Zebras are more than just horses with stripes, which was something that European colonists would find out the hard way after countless failed attempts to domesticate them. While a few zebras were tamed here and there in the 18th and 19th centuries, as one can witness in historical photos showing zebras pulling carts or people riding them, it proved too much work and any subsequent effort to harness zebras for work alongside humans was abandoned.
Like horses and donkeys, zebras belong to the Equidae family (known as equids). The three species are so closely related that they can interbreed and form hybrids such as a zedonk (a cross between a male zebra and a female donkey), a zorse (the offspring of a male zebra and a female horse), and zonie (hybrid between a zebras and ponies). But unlike their cousins, zebras resisted submitting to humans. Why is that? After all, zebras are native to Africa, the cradle of humanity.
It may all have to do with natural selection. Zebras and horses diverged from a common ancestor around 4-4.7 million years ago, and each became adapted to their particular environments. Herds of wild horses in North America and Europe were initially kept as food animals, but later became accustomed to humans. After the advent of agriculture 12,000 years ago, horses proved their worth in transportation and warfare, which prompted humans to invest time and effort into domesticating them by selectively breeding the tamest individuals.

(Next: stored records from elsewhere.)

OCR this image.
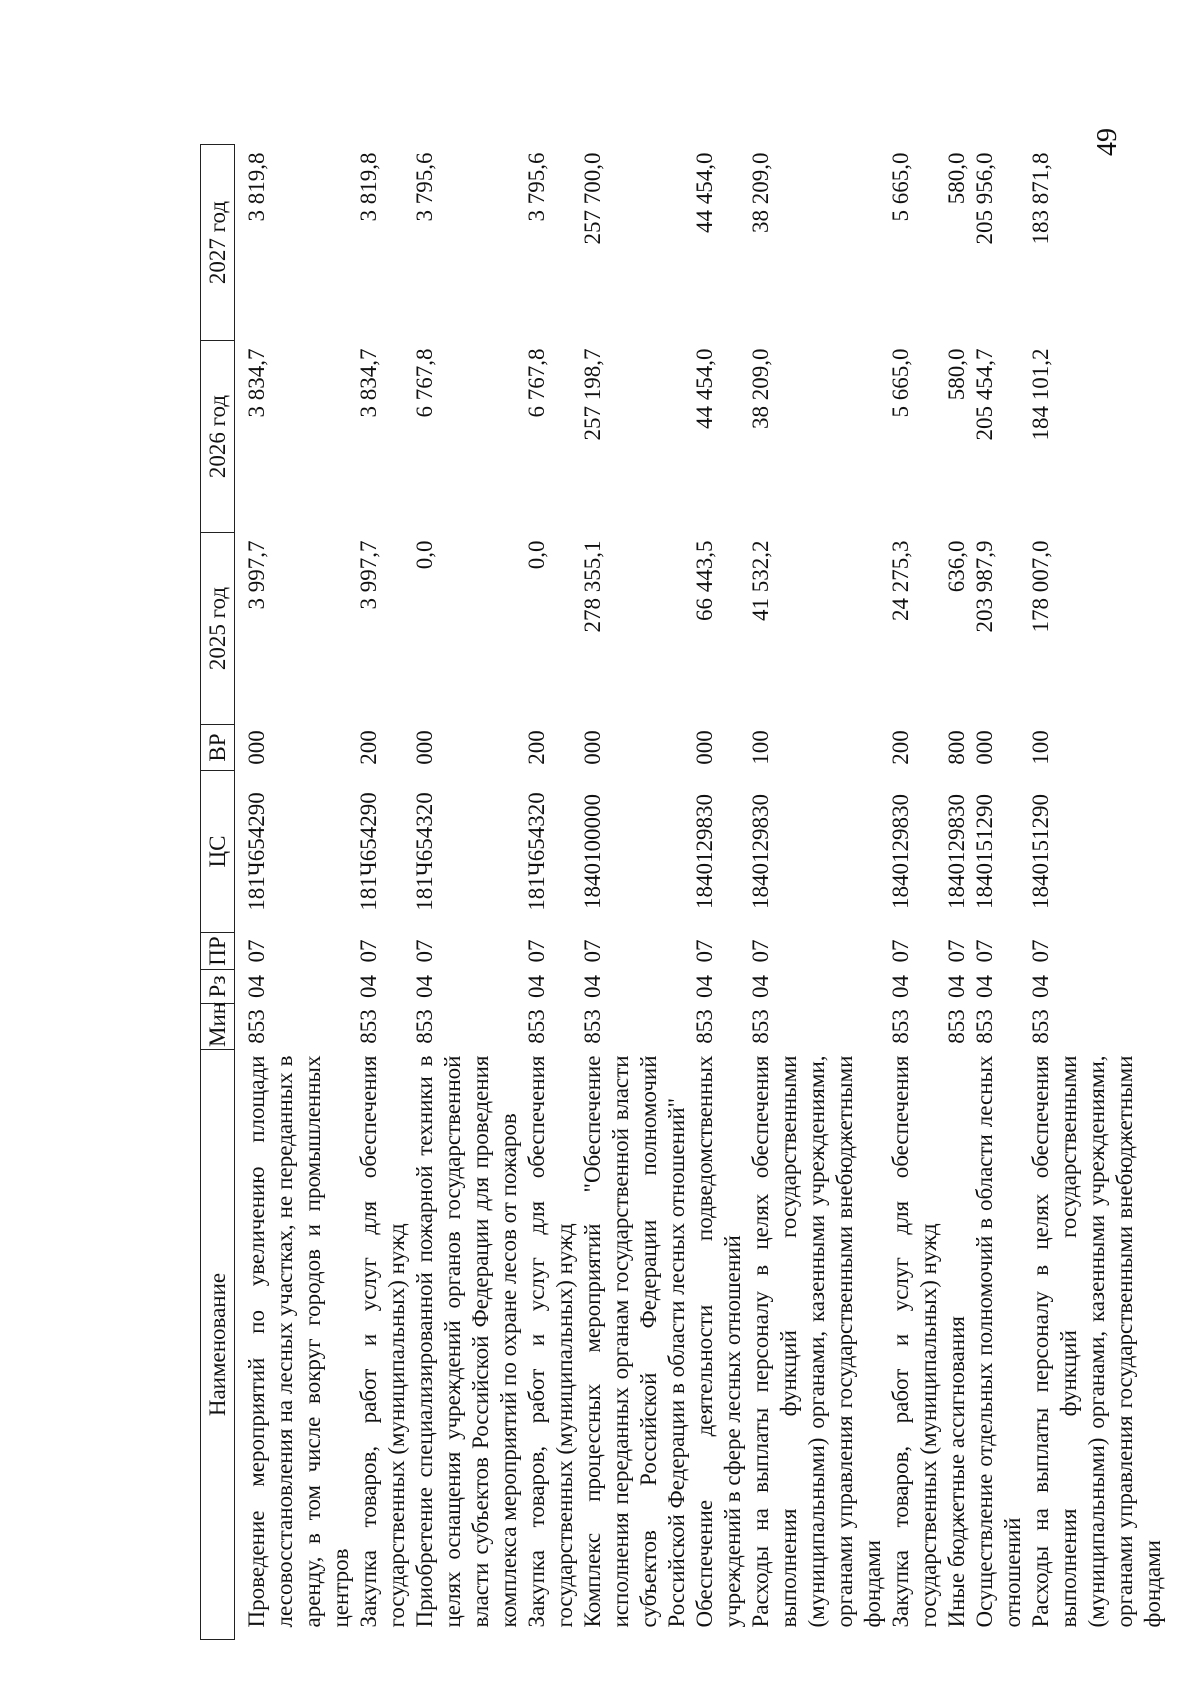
49
Наименование	Мин	Рз	ПР	ЦС	ВР	2025 год	2026 год	2027 год
Проведение мероприятий по увеличению площади лесовосстановления на лесных участках, не переданных в аренду, в том числе вокруг городов и промышленных центров	853	04	07	181Ч654290	000	3 997,7	3 834,7	3 819,8
Закупка товаров, работ и услуг для обеспечения государственных (муниципальных) нужд	853	04	07	181Ч654290	200	3 997,7	3 834,7	3 819,8
Приобретение специализированной пожарной техники в целях оснащения учреждений органов государственной власти субъектов Российской Федерации для проведения комплекса мероприятий по охране лесов от пожаров	853	04	07	181Ч654320	000	0,0	6 767,8	3 795,6
Закупка товаров, работ и услуг для обеспечения государственных (муниципальных) нужд	853	04	07	181Ч654320	200	0,0	6 767,8	3 795,6
Комплекс процессных мероприятий "Обеспечение исполнения переданных органам государственной власти субъектов Российской Федерации полномочий Российской Федерации в области лесных отношений"	853	04	07	1840100000	000	278 355,1	257 198,7	257 700,0
Обеспечение деятельности подведомственных учреждений в сфере лесных отношений	853	04	07	1840129830	000	66 443,5	44 454,0	44 454,0
Расходы на выплаты персоналу в целях обеспечения выполнения функций государственными (муниципальными) органами, казенными учреждениями, органами управления государственными внебюджетными фондами	853	04	07	1840129830	100	41 532,2	38 209,0	38 209,0
Закупка товаров, работ и услуг для обеспечения государственных (муниципальных) нужд	853	04	07	1840129830	200	24 275,3	5 665,0	5 665,0
Иные бюджетные ассигнования	853	04	07	1840129830	800	636,0	580,0	580,0
Осуществление отдельных полномочий в области лесных отношений	853	04	07	1840151290	000	203 987,9	205 454,7	205 956,0
Расходы на выплаты персоналу в целях обеспечения выполнения функций государственными (муниципальными) органами, казенными учреждениями, органами управления государственными внебюджетными фондами	853	04	07	1840151290	100	178 007,0	184 101,2	183 871,8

But unlike wild horses, zebras in the open African savanna had many more predators to worry about, including fierce lions, lightning-fast cheetahs, and cunning hyenas. As such, natural selection forged zebras into very reactive animals that are ready to leap at the slightest sign of danger. Zebras are particularly feisty and will greatly resist getting captured.
Despite their poney-like size, some zebras have managed to kill attacking lions with a single back kick. They’re not less menacing from the front either, as they’re known to pack a savage bite. Zebras also have a hardwired ducking reflex, which greatly hinders their capture by lasso or other methods. Finally, zebras have no family structure and no hierarchy, unlike wild horses that live in herds and have a structured order.

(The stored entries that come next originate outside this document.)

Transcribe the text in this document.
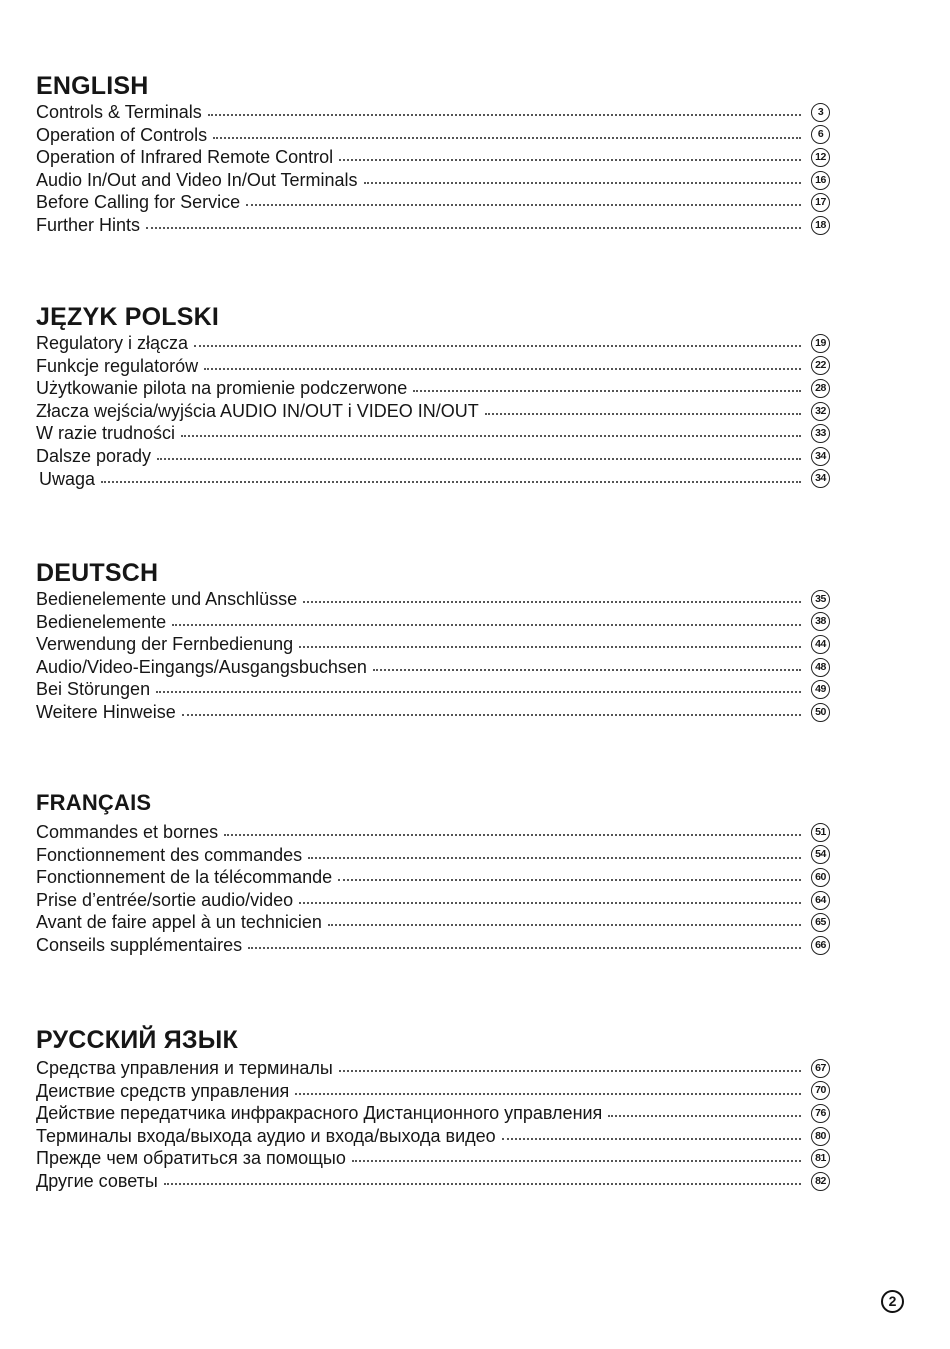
ENGLISH
Controls & Terminals	3
Operation of Controls	6
Operation of Infrared Remote Control	12
Audio In/Out and Video In/Out Terminals	16
Before Calling for Service	17
Further Hints	18
JĘZYK POLSKI
Regulatory i złącza	19
Funkcje regulatorów	22
Użytkowanie pilota na promienie podczerwone	28
Złacza wejścia/wyjścia AUDIO IN/OUT i VIDEO IN/OUT	32
W razie trudności	33
Dalsze porady	34
Uwaga	34
DEUTSCH
Bedienelemente und Anschlüsse	35
Bedienelemente	38
Verwendung der Fernbedienung	44
Audio/Video-Eingangs/Ausgangsbuchsen	48
Bei Störungen	49
Weitere Hinweise	50
FRANÇAIS
Commandes et bornes	51
Fonctionnement des commandes	54
Fonctionnement de la télécommande	60
Prise d’entrée/sortie audio/video	64
Avant de faire appel à un technicien	65
Conseils supplémentaires	66
РУССКИЙ ЯЗЫК
Средства управления и терминалы	67
Деиствие средств управления	70
Действие передатчика инфракрасного Дистанционного управления	76
Терминалы входа/выхода аудио и входа/выхода видео	80
Прежде чем обратиться за помощыо	81
Другие советы	82
2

People quickly recognized these highly unfriendly qualities, but they nevertheless tried to break the zebra to harness. For instance, in the 19th century, George Grey imported zebras from South Africa to New Zealand, where he was newly appointed governor and was fond of having a carriage pulled by the wild african equids. Victorian-era zoologist Lord Walter Rothschild famously drove a carriage drawn by zebras to Buckingham Palace. Later, in the early 20th century, Rosendo Ribeiro, the first doctor in Nairobi, allegedly made house calls on zebraback.
The German army in its German East Africa colony was particularly interested in domesticating zebras in lieu of horses. They even implemented a program to cross zebras with horses to create hybrids that were resistant to disease that typically wiped out imported horses.
However, these were just a couple of instances of tamed individuals. Overall, zebras proved too stubborn to domesticate, despite the best efforts of European colonists in Africa who would have made good use of them. Even recent efforts have proven somewhat futile. In 2013, a teenager in Virginia, Shea Inman, trained a zebra to ride it. After many months of patience and reward-based training, she managed somewhat to ride the zebra, although Inman noted: “Some days it’s like he’s been riding for 30 years and other days he acts like he’s never seen a human being.”
So despite their horse-like appearance, zebras won’t submit easily to humans. They like to live life as nature intended: always on their own terms.